Joint Statement From OR-ACEP and OMA on Emergency Department Staffing and Clinical Autonomy
4/3/26

The Oregon Chapter of the American College of Emergency Physicians (OR-ACEP) and the Oregon Medical Association (OMA) have been working closely together to monitor the developments at PeaceHealth hospitals in Riverbend, Cottage Grove, and Florence. Over the last several weeks, we have engaged and met with stakeholders to ensure that medical decision-making remains with physicians.

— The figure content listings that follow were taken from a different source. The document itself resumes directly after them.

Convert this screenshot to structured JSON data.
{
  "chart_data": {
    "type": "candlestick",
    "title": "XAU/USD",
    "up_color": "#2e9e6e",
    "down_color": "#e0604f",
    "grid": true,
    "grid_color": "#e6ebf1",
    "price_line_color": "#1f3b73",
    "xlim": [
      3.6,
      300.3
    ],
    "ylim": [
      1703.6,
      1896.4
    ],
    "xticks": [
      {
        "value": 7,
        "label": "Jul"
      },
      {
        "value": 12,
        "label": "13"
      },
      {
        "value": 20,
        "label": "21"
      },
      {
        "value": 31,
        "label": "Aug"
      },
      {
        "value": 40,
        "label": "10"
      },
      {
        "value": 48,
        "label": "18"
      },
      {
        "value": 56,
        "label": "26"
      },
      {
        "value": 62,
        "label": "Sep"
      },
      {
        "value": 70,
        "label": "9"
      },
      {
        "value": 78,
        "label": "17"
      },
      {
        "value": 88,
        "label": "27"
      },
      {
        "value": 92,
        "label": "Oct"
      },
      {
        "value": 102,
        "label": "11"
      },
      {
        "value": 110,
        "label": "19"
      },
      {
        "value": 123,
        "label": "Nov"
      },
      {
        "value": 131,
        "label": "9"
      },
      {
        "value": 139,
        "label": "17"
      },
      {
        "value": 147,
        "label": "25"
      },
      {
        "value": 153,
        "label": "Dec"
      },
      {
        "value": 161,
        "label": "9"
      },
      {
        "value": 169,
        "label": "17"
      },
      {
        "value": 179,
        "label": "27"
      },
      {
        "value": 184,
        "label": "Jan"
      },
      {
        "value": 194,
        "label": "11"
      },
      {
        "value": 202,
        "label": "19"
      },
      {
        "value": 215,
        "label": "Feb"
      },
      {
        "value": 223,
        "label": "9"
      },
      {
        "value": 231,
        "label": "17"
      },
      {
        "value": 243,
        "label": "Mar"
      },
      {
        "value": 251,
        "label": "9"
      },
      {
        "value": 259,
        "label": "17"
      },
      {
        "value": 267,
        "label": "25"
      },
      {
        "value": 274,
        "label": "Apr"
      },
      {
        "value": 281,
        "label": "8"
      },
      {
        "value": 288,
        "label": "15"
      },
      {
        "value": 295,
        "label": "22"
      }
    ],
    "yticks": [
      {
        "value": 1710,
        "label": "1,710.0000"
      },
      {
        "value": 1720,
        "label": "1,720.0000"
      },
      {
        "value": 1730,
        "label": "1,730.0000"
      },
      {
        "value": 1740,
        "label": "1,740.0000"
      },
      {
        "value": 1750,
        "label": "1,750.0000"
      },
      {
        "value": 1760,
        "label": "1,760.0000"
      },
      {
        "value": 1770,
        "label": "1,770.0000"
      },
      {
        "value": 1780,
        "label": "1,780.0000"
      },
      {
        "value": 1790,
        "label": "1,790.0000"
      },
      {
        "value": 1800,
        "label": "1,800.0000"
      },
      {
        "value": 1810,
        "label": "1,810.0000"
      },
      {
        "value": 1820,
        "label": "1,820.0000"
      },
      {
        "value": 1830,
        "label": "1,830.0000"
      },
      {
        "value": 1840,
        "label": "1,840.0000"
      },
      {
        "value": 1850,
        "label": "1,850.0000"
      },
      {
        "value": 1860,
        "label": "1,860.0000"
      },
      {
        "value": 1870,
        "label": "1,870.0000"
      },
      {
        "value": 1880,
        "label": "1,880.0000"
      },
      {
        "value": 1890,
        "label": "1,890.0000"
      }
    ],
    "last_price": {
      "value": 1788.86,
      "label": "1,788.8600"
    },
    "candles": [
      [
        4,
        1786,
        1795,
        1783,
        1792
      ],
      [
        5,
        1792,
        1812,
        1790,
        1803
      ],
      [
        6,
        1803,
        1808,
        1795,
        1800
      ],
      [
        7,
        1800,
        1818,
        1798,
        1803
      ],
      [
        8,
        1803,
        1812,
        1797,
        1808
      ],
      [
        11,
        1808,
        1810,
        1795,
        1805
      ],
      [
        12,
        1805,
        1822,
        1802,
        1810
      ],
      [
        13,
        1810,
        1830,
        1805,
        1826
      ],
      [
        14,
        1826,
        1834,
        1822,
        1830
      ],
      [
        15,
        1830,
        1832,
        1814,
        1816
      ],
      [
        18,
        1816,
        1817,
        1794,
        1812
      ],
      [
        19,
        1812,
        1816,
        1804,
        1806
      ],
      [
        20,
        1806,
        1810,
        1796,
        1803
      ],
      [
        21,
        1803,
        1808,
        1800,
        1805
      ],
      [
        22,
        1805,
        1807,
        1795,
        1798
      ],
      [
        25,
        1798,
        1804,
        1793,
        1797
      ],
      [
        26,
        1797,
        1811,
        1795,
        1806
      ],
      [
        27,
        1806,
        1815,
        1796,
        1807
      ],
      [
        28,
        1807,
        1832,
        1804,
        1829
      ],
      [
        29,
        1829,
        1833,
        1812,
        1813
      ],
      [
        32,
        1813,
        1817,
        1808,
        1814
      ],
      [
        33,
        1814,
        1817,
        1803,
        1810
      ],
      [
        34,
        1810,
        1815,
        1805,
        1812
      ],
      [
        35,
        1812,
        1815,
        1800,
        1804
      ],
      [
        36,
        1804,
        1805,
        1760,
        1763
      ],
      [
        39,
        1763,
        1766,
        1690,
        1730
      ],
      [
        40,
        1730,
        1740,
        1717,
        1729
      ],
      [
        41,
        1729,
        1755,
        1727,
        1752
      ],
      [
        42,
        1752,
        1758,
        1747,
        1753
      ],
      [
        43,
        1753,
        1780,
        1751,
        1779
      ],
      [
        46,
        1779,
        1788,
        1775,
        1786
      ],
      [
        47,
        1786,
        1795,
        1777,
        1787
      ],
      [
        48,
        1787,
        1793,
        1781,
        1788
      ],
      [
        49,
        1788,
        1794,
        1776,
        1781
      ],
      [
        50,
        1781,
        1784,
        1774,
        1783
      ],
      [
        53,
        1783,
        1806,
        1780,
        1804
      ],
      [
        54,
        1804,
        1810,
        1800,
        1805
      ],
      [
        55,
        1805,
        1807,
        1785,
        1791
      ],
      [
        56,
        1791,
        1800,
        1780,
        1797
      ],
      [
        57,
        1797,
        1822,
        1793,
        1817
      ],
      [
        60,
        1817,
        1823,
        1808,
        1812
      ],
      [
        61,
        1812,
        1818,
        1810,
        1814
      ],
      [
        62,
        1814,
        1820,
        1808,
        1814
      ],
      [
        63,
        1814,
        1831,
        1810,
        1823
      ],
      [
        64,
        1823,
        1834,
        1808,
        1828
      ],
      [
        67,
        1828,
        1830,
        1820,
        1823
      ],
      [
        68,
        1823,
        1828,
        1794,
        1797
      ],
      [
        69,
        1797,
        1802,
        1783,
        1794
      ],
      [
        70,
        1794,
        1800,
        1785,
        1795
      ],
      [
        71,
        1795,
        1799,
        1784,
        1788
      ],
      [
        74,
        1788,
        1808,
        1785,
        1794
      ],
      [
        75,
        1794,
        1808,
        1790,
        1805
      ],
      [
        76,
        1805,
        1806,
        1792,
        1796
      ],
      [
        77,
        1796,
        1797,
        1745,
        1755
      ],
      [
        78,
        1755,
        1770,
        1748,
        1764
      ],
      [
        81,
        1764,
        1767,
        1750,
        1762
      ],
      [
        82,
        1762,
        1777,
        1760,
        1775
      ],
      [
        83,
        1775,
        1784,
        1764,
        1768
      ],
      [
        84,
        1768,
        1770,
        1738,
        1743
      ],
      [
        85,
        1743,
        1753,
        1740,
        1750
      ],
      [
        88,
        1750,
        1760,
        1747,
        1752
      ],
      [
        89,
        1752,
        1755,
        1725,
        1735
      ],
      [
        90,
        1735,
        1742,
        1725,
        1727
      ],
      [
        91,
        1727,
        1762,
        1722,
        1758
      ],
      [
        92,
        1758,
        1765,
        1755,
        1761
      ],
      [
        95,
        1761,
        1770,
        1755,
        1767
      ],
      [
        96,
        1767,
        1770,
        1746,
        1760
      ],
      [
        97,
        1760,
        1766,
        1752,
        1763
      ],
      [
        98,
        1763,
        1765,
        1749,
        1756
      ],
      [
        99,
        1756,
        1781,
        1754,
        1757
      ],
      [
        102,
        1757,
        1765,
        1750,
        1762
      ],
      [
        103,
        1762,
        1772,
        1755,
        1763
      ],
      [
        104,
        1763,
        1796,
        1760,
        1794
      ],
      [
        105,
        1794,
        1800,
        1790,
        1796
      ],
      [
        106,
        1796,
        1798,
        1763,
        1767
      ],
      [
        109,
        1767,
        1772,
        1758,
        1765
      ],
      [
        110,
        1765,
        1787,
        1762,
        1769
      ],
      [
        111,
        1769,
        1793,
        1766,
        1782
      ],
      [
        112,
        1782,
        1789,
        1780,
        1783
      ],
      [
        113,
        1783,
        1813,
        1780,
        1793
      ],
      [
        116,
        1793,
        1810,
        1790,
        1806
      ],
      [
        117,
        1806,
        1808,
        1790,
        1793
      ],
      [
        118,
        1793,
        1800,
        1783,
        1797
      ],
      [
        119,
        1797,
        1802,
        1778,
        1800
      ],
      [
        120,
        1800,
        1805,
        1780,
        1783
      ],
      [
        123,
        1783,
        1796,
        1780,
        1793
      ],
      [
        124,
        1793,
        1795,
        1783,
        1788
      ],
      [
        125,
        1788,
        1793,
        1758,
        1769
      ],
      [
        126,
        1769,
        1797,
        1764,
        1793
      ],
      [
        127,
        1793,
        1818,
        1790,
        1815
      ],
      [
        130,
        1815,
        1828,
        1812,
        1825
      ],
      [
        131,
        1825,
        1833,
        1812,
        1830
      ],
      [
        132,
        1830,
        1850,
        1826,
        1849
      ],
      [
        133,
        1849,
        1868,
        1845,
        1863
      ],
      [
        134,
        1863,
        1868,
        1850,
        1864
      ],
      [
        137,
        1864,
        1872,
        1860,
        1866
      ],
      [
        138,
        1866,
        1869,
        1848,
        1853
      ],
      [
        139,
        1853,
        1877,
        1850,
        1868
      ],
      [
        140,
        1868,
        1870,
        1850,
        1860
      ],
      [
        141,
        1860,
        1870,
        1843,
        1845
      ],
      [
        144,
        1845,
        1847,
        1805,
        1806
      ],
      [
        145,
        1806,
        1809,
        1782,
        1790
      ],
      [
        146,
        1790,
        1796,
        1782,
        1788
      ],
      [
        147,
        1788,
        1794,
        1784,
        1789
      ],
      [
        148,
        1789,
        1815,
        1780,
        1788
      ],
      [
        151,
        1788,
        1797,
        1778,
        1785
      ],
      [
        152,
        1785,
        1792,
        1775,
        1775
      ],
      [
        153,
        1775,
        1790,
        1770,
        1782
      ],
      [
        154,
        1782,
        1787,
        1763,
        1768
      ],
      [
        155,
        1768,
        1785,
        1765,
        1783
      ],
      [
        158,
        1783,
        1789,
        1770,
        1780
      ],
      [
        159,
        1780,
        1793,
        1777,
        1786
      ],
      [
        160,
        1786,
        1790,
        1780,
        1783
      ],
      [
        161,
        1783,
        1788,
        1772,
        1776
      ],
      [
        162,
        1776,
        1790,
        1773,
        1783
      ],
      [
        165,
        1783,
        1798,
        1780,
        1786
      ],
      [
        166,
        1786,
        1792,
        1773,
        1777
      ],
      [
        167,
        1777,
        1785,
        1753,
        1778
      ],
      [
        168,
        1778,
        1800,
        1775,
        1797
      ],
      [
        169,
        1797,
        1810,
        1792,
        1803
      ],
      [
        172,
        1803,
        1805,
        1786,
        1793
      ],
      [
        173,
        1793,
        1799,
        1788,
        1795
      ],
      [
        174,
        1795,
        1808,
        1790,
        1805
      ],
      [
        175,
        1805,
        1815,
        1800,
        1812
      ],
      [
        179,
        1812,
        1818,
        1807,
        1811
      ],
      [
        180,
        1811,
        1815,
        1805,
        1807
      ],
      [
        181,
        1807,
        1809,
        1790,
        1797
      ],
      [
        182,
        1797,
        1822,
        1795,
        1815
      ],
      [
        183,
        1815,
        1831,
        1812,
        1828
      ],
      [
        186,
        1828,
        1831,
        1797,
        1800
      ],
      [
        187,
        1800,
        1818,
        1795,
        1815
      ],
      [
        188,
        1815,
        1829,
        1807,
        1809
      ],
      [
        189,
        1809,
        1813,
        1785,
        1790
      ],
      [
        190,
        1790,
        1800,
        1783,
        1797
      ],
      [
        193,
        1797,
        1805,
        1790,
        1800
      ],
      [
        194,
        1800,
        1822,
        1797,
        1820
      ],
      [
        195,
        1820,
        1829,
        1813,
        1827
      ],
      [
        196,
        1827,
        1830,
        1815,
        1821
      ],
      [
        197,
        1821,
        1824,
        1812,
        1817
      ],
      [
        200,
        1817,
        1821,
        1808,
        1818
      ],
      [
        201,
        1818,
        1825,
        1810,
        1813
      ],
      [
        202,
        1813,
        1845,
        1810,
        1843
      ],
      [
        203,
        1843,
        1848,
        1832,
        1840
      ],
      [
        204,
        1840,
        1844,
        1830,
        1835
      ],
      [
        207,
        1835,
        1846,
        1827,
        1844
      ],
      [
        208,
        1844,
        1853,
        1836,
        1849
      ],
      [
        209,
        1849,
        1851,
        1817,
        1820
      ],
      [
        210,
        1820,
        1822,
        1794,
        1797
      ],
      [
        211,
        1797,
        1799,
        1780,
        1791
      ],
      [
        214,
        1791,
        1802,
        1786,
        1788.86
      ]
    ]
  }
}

OR-ACEP and the OMA have participated in meetings with local emergency physicians, leadership of Eugene Emergency Physicians (EEP), key legislative leaders, and the Governor’s office to work toward solutions that support the medical community and the patients they serve. The current issue involving EEP and PeaceHealth underscores several policy challenges that extend well beyond a single contract, including the need for:
- Transparency and accountability in hospital physician department staffing models
- Workforce stability and protections for clinicians serving community-based systems
- Close monitoring of the role of corporate entities in clinical care delivery
- Safeguards to ensure continuity of care during large-scale staffing transitions
- State oversight and assistance with interpretation and enforcement of law regarding the corporate practice of medicine
We continue to advocate for protecting physician-led care and restoration of clinical autonomy to medical professionals, ensuring that patient care decisions—not corporate profits—drive medical practice. Senate Bill 951, successfully passed last year, acts as a shield against corporate influence in medicine by prohibiting non-physician entities from controlling clinical operations, hiring, or medical treatment decisions.
Looking to the future, there are several areas in SB 951 that will need revision in future sessions. Provisions that the OMA and OR-ACEP pushed for in previous sessions to create better enforcement mechanisms of SB 951, and ensure that the law was equally applied in all practice settings, need to be revisited. We will continue advocating for those updates in the future and continue to keep our community informed as this work progresses.